I extracted pitch features including the mean, standard deviation, median, skewness, and kurtosis of the fundamental frequencies. I fit a logistic regression model using these features. The model was trained on the known audio samples from Helly and Helena. I then classified the unknown sample based on the model. And look at that, it predicted that the unknown audio was from Helena not Helly.

library(tidymodels)

model <- fit(logistic_reg(), 
             factor(class) ~ ., 
             data = data |> filter(class != "unknown"))

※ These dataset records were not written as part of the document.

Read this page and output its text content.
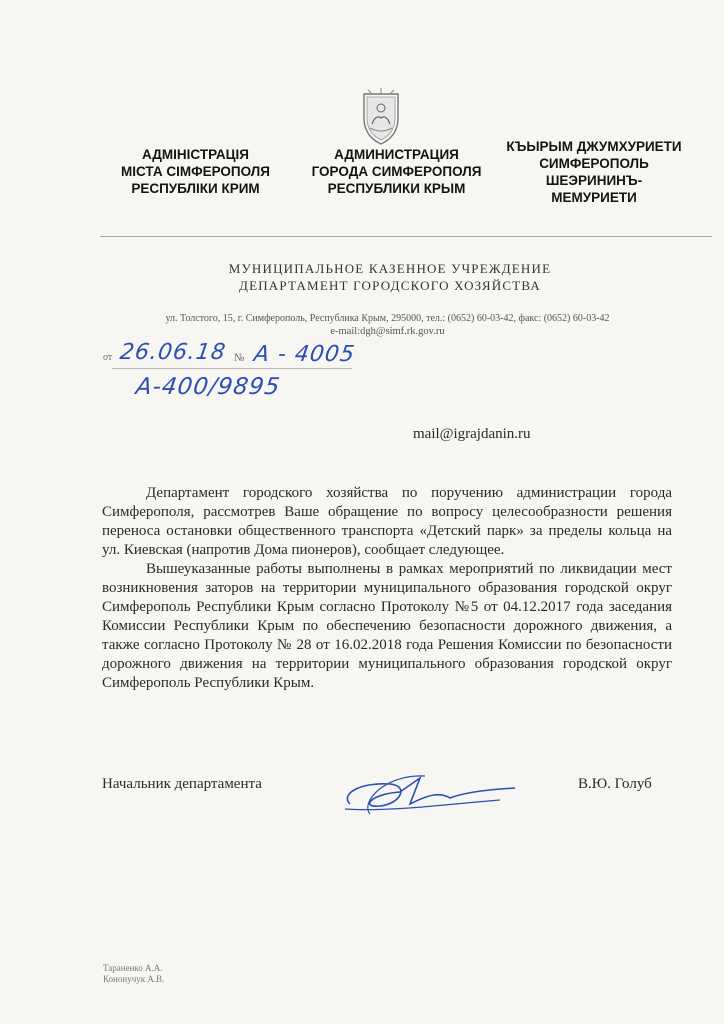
АДМІНІСТРАЦІЯ
МІСТА СІМФЕРОПОЛЯ
РЕСПУБЛІКИ КРИМ
АДМИНИСТРАЦИЯ
ГОРОДА СИМФЕРОПОЛЯ
РЕСПУБЛИКИ КРЫМ
КЪЫРЫМ ДЖУМХУРИЕТИ
СИМФЕРОПОЛЬ
ШЕЭРИНИНЪ-
МЕМУРИЕТИ
МУНИЦИПАЛЬНОЕ КАЗЕННОЕ УЧРЕЖДЕНИЕ
ДЕПАРТАМЕНТ ГОРОДСКОГО ХОЗЯЙСТВА
ул. Толстого, 15, г. Симферополь, Республика Крым, 295000, тел.: (0652) 60-03-42, факс: (0652) 60-03-42
e-mail:dgh@simf.rk.gov.ru
от 26.06.18 № А - 4005
А-400/9895
mail@igrajdanin.ru

Департамент городского хозяйства по поручению администрации города Симферополя, рассмотрев Ваше обращение по вопросу целесообразности решения переноса остановки общественного транспорта «Детский парк» за пределы кольца на ул. Киевская (напротив Дома пионеров), сообщает следующее.

Вышеуказанные работы выполнены в рамках мероприятий по ликвидации мест возникновения заторов на территории муниципального образования городской округ Симферополь Республики Крым согласно Протоколу №5 от 04.12.2017 года заседания Комиссии Республики Крым по обеспечению безопасности дорожного движения, а также согласно Протоколу № 28 от 16.02.2018 года Решения Комиссии по безопасности дорожного движения на территории муниципального образования городской округ Симферополь Республики Крым.

Начальник департамента	В.Ю. Голуб
Тараненко А.А.
Кононучук А.В.
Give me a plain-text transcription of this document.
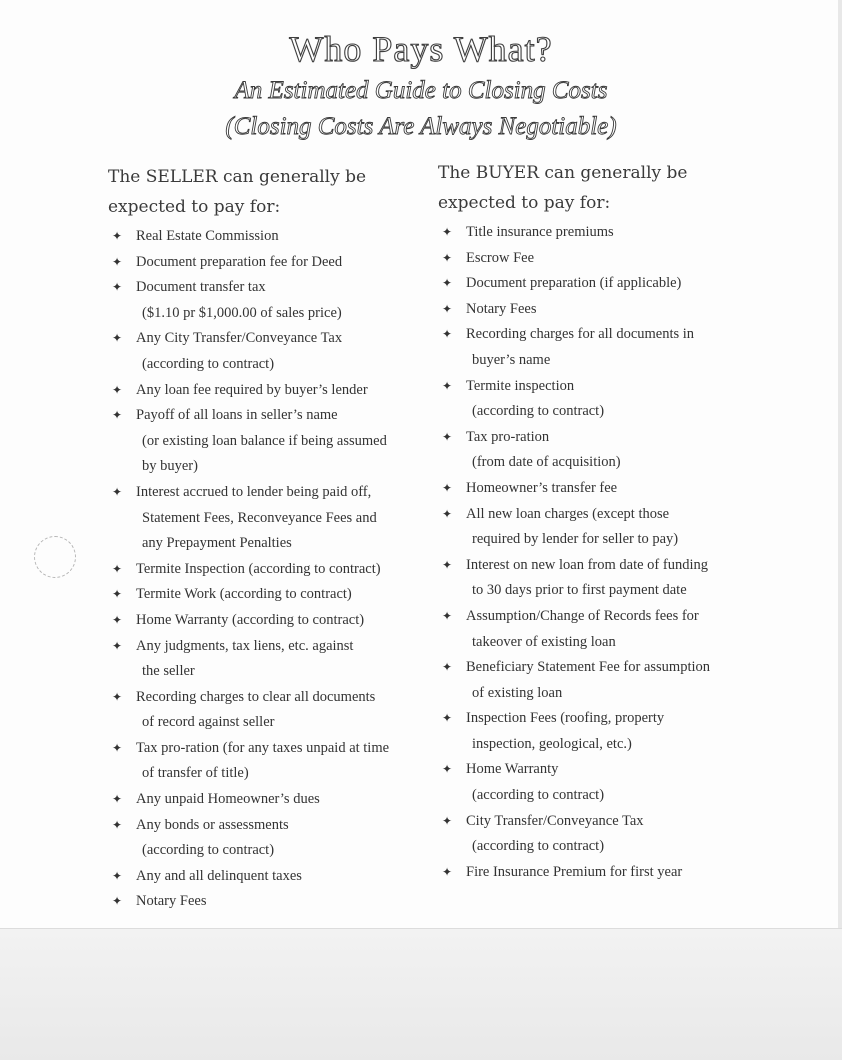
Who Pays What?
An Estimated Guide to Closing Costs
(Closing Costs Are Always Negotiable)
The SELLER can generally be
expected to pay for:
✦ Real Estate Commission
✦ Document preparation fee for Deed
✦ Document transfer tax
($1.10 pr $1,000.00 of sales price)
✦ Any City Transfer/Conveyance Tax
(according to contract)
✦ Any loan fee required by buyer’s lender
✦ Payoff of all loans in seller’s name
(or existing loan balance if being assumed
by buyer)
✦ Interest accrued to lender being paid off,
Statement Fees, Reconveyance Fees and
any Prepayment Penalties
✦ Termite Inspection (according to contract)
✦ Termite Work (according to contract)
✦ Home Warranty (according to contract)
✦ Any judgments, tax liens, etc. against
the seller
✦ Recording charges to clear all documents
of record against seller
✦ Tax pro-ration (for any taxes unpaid at time
of transfer of title)
✦ Any unpaid Homeowner’s dues
✦ Any bonds or assessments
(according to contract)
✦ Any and all delinquent taxes
✦ Notary Fees
The BUYER can generally be
expected to pay for:
✦ Title insurance premiums
✦ Escrow Fee
✦ Document preparation (if applicable)
✦ Notary Fees
✦ Recording charges for all documents in
buyer’s name
✦ Termite inspection
(according to contract)
✦ Tax pro-ration
(from date of acquisition)
✦ Homeowner’s transfer fee
✦ All new loan charges (except those
required by lender for seller to pay)
✦ Interest on new loan from date of funding
to 30 days prior to first payment date
✦ Assumption/Change of Records fees for
takeover of existing loan
✦ Beneficiary Statement Fee for assumption
of existing loan
✦ Inspection Fees (roofing, property
inspection, geological, etc.)
✦ Home Warranty
(according to contract)
✦ City Transfer/Conveyance Tax
(according to contract)
✦ Fire Insurance Premium for first year
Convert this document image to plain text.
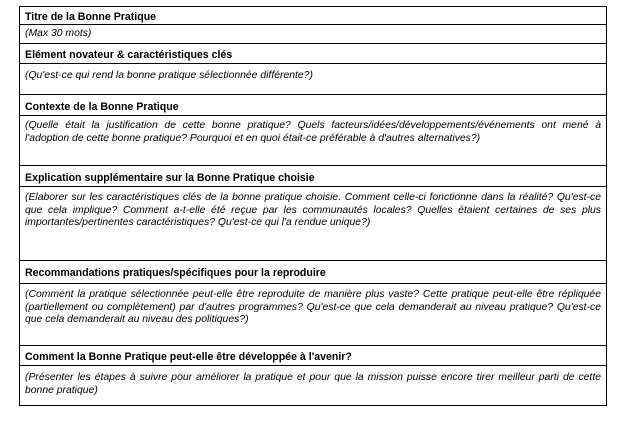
Titre de la Bonne Pratique
(Max 30 mots)
Elément novateur & caractéristiques clés
(Qu'est-ce qui rend la bonne pratique sélectionnée différente?)
Contexte de la Bonne Pratique
(Quelle était la justification de cette bonne pratique? Quels facteurs/idées/développements/événements ont mené à l'adoption de cette bonne pratique? Pourquoi et en quoi était-ce préférable à d'autres alternatives?)
Explication supplémentaire sur la Bonne Pratique choisie
(Elaborer sur les caractéristiques clés de la bonne pratique choisie. Comment celle-ci fonctionne dans la réalité? Qu'est-ce que cela implique? Comment a-t-elle été reçue par les communautés locales? Quelles étaient certaines de ses plus importantes/pertinentes caractéristiques? Qu'est-ce qui l'a rendue unique?)
Recommandations pratiques/spécifiques pour la reproduire
(Comment la pratique sélectionnée peut-elle être reproduite de manière plus vaste? Cette pratique peut-elle être répliquée (partiellement ou complètement) par d'autres programmes? Qu'est-ce que cela demanderait au niveau pratique? Qu'est-ce que cela demanderait au niveau des politiques?)
Comment la Bonne Pratique peut-elle être développée à l'avenir?
(Présenter les étapes à suivre pour améliorer la pratique et pour que la mission puisse encore tirer meilleur parti de cette bonne pratique)
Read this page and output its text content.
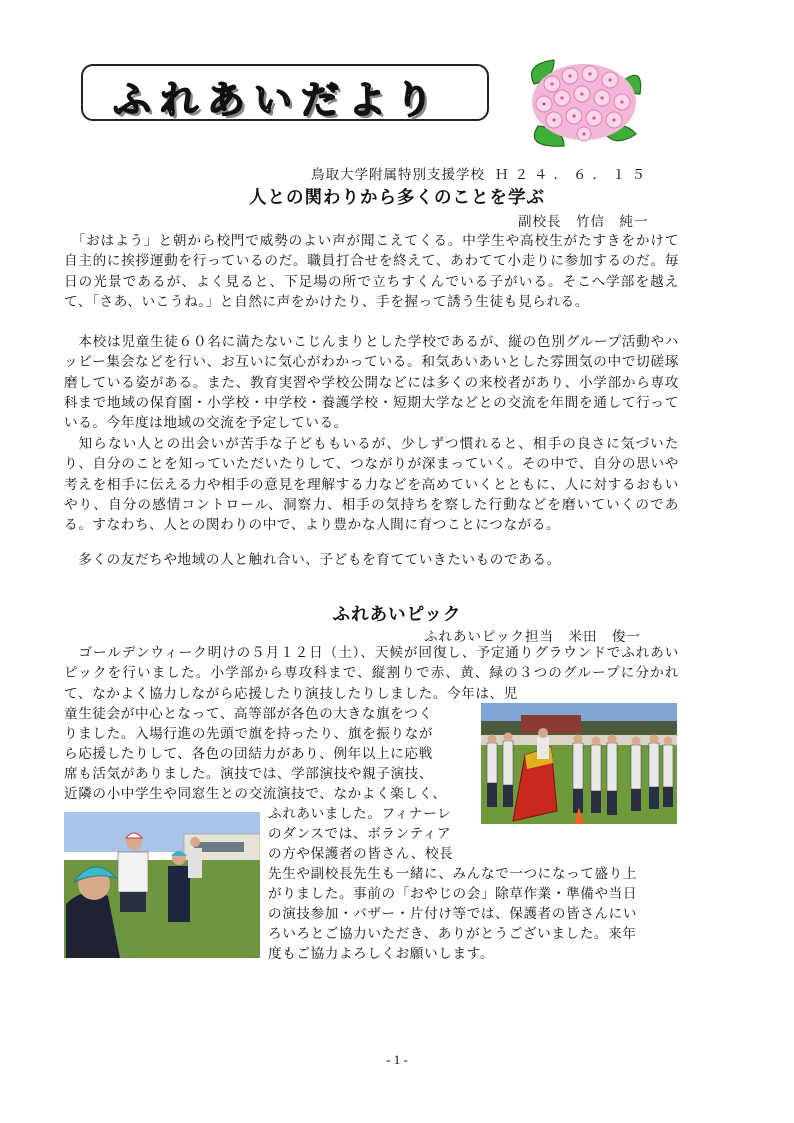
ふれあいだより
鳥取大学附属特別支援学校 Ｈ２４．６．１５
人との関わりから多くのことを学ぶ
副校長　竹信　純一

　「おはよう」と朝から校門で威勢のよい声が聞こえてくる。中学生や高校生がたすきをかけて自主的に挨拶運動を行っているのだ。職員打合せを終えて、あわてて小走りに参加するのだ。毎日の光景であるが、よく見ると、下足場の所で立ちすくんでいる子がいる。そこへ学部を越えて、「さあ、いこうね。」と自然に声をかけたり、手を握って誘う生徒も見られる。

　本校は児童生徒６０名に満たないこじんまりとした学校であるが、縦の色別グループ活動やハッピー集会などを行い、お互いに気心がわかっている。和気あいあいとした雰囲気の中で切磋琢磨している姿がある。また、教育実習や学校公開などには多くの来校者があり、小学部から専攻科まで地域の保育園・小学校・中学校・養護学校・短期大学などとの交流を年間を通して行っている。今年度は地域の交流を予定している。

　知らない人との出会いが苦手な子どももいるが、少しずつ慣れると、相手の良さに気づいたり、自分のことを知っていただいたりして、つながりが深まっていく。その中で、自分の思いや考えを相手に伝える力や相手の意見を理解する力などを高めていくとともに、人に対するおもいやり、自分の感情コントロール、洞察力、相手の気持ちを察した行動などを磨いていくのである。すなわち、人との関わりの中で、より豊かな人間に育つことにつながる。

　多くの友だちや地域の人と触れ合い、子どもを育てていきたいものである。

ふれあいピック
ふれあいピック担当　米田　俊一

　ゴールデンウィーク明けの５月１２日（土）、天候が回復し、予定通りグラウンドでふれあいピックを行いました。小学部から専攻科まで、縦割りで赤、黄、緑の３つのグループに分かれて、なかよく協力しながら応援したり演技したりしました。今年は、児

童生徒会が中心となって、高等部が各色の大きな旗をつく
りました。入場行進の先頭で旗を持ったり、旗を振りなが
ら応援したりして、各色の団結力があり、例年以上に応戦
席も活気がありました。演技では、学部演技や親子演技、
近隣の小中学生や同窓生との交流演技で、なかよく楽しく、
ふれあいました。フィナーレ
のダンスでは、ボランティア
の方や保護者の皆さん、校長
先生や副校長先生も一緒に、みんなで一つになって盛り上
がりました。事前の「おやじの会」除草作業・準備や当日
の演技参加・バザー・片付け等では、保護者の皆さんにい
ろいろとご協力いただき、ありがとうございました。来年
度もご協力よろしくお願いします。
- 1 -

predict(model, new_data = data |> filter(class == "unknown"), type = "prob")

# A tibble: 1 × 2
  .pred_helena  .pred_helly
         <dbl>        <dbl>
1         1.00 0.0000000364

The output suggests that based on the model I fit the probability that the unknown source was actually Helena is essentially 100% (Note: as a statistician I feel the need to make some clarifications, this model is silly, this application is silly, we have a very small number of observations, etc.).